Pour résumer, il serait tentant d’affirmer que les velléités psychologiques et métaphysiques de Demolition ne volent pas bien haut. On tente de nous faire croire le contraire mais au fond, ce n’est pas le cas. Demolition est un film plutôt simple. Contrairement à Wild et à Dallas Buyers Club qui étaient aussi puissants que limpides dans leur discours, celui-ci pédale un peu. Il trébuche car il cède trop souvent aux tics inhérents à un certain cinéma indépendant pour arriver à ses fins, comme en témoignent également les personnages de cette mère de famille destroy et de son fils rebelle, par ailleurs tous les deux parfaitement campés par Naomi Watts et le jeune prodige Judah Lewis. Tout paraît un peu préfabriqué pour réellement fonctionner. La métaphore de la déconstruction manque de finesse. Sous couvert d’une démarche douce-amère, le film y va, littéralement, à coups de masse, malgré les efforts de Jean-Marc Vallée pour habiller le tout. Son travail est admirable. Sa réalisation et son montage s’avérant très sensitifs et parfois même carrément poétiques. C’est d’ailleurs lui et les acteurs qui tiennent la baraque quand celle-ci commence à se fissurer sous les assauts impétueux de thématiques étrangement retranscrites par un script maladroit et lourdaud.
Au beau milieu, Jake Gyllenhaal impressionne une nouvelle fois. Son rôle, il le vit pleinement, même si celui-ci souffre d’imperfections flagrantes. Gyllenhaal n’est pas du genre à y aller doucement et une fois encore, son investissement et sa capacité à capturer ces petits quelques choses qui font toute la différence, permettent à Demolition de garder la tête hors de l’eau. De toujours entretenir un espoir tenu quant au sens véritable de cette réflexion sur le deuil, l’ambition, le temps qui passe, la famille, l’amitié, l’amour, et la mort.
Quand Demolition croule sous le poids de ses ambitions parfois mal canalisées, Gyllenhaal tient ses positions et s’avère être le mur porteur de tout l’édifice.
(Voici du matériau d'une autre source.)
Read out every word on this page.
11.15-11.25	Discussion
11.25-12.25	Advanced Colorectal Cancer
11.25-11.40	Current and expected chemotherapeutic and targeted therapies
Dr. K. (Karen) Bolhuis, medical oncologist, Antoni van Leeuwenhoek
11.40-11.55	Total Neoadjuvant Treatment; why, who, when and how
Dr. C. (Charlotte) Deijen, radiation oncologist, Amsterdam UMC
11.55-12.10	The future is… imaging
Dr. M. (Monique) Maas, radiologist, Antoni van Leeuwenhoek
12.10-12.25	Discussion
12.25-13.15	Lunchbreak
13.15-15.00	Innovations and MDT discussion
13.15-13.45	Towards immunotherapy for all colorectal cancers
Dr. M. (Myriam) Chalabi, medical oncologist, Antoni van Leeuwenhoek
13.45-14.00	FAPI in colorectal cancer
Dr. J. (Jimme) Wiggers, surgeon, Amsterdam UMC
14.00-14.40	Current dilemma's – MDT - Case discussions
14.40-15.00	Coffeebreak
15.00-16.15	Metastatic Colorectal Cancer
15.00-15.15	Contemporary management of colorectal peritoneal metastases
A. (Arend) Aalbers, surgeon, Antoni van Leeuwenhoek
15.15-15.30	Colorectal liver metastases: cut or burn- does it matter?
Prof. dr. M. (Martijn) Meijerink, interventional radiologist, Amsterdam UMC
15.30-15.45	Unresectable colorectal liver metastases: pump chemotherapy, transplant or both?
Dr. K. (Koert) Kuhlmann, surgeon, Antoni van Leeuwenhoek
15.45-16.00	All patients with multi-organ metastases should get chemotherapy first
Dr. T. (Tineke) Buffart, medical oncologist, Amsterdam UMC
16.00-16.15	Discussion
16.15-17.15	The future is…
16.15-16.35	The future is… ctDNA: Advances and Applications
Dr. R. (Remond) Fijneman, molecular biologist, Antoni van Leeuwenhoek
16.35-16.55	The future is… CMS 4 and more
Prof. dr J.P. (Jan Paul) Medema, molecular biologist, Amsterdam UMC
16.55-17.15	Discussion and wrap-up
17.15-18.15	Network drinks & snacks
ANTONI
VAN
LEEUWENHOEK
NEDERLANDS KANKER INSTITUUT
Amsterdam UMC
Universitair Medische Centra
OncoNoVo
Même si son personnage n’est pas toujours sympathique, il est au moins toujours intriguant. Toujours stimulant. Si le film en fait souvent trop, l’acteur lui, jamais. Et si Demolition n’est pas entièrement une bête à festival, programmée pour amasser les prix, c’est grâce à lui. Grace à Naomi Watts aussi et bien sûr à Jean-Marc Vallée, dont on espère que la prochaine livraison lui permettra de laisser pleinement parler son talent si viscéral en étant débarrassé de ces gimmicks un peu trop grossiers pour être honnêtes.